Tutti attendono la cerimonia di aprile a New York per dare avvio alle disposizioni dell'accordo sul clima. Le isole Fiji giocano d'anticipo
(Rinnovabili.it) – Il primo Paese al mondo a ratificare l’accordo sul clima raggiunto il 12 dicembre alla COP 21 sono le Fiji. Mentre l’Unione europea nicchia sugli obiettivi più stringenti e gli Stati Uniti sono stretti nella morsa della Corte Suprema che ha bloccato il piano energetico di Obama, l’esempio viene ancora una volta dai Paesi più a rischio. Il Parlamento del piccolo Stato insulare ha dato il via libera alla mozione proposta dal procuratore generale del Paese, Aiyaz Sayed Khaiyum. Questi aveva proposto di ratificare il trattato prima della cerimonia prevista in aprile a New York.
Khaiyum ha detto che affrontare i cambiamenti climatici rappresenta una priorità per l’arcipelago. Le Fiji affronteranno inondazioni su vasta scala, tempeste tropicali feroci, perdita di biodiversità marina.
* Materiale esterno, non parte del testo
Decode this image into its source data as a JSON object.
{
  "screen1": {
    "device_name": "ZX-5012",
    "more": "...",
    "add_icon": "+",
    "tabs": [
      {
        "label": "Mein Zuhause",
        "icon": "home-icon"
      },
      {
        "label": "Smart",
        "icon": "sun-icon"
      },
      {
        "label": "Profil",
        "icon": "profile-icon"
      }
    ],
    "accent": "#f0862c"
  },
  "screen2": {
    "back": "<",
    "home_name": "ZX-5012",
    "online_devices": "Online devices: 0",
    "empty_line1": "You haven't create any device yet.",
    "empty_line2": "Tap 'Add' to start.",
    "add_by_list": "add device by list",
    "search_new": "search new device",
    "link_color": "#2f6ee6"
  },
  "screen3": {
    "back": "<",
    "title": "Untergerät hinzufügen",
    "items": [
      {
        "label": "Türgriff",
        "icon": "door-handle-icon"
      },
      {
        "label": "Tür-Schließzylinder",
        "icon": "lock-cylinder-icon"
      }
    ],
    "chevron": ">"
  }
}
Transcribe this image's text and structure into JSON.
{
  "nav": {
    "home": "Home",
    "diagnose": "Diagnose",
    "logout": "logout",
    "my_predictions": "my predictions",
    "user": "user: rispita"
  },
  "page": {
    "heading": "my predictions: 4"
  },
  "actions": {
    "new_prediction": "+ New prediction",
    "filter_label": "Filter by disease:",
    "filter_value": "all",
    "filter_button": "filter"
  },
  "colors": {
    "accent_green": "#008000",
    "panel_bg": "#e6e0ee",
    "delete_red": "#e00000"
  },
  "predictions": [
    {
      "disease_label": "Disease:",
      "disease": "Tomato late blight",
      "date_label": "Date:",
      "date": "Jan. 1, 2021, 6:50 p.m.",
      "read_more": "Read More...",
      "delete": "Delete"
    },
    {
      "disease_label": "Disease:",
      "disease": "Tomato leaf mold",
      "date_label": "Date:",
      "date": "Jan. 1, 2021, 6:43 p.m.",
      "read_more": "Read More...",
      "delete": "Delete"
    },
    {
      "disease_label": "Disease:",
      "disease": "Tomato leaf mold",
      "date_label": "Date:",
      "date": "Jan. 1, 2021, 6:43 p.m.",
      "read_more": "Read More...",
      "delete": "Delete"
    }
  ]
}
Con questa mossa, il piccolo Stato insulare spera di accelerare il processo post-Parigi, che al momento è legato ad un filo: per entrare in vigore, infatti, è necessario che almeno 55 Paesi su 195 ratifichino il trattato. Non solo: questi 55 Paesi devono rappresentare almeno il 55% delle emissioni di CO2 globali, o le disposizioni dell’accordo non si inizieranno ad applicare. Gli osservatori sono fiduciosi che il traguardo possa essere raggiunto già per l’evento di New York, dato tutte le principali economie mondiali ha espresso pieno sostegno all’accordo di Parigi al vertice dello scorso anno nella capitale francese. Il passato, tuttavia, non permette facili entusiasmi. Per entrare in vigore, il Protocollo di Kyoto ha dovuto attendere 8 anni dalla firma, poiché mancavano le condizioni minime.
La spinta delle Fiji verso un’azione climatica rapida e profonda non è meramente propagandistica. Il Paese infatti ha un piano di tutto rispetto per la propria transizione energetica: è impegnato a generare il 100% della sua elettricità da fonti rinnovabili entro il 2030. Inoltre, ha promesso di ridurre le emissioni complessive dal settore energetico di un 30% entro il 2030 rispetto ad uno scenario business as usual. L’unico problema è che le isole, da sole, non ce la fanno. Hanno subordinato l’impegno alla ricezione di finanziamenti per il clima da parte delle nazioni industrializzate. Finanziamenti che dovrebbero ammontare a 100 miliardi di dollari nel 2020, ma che per il momento sono distanti dall’obiettivo.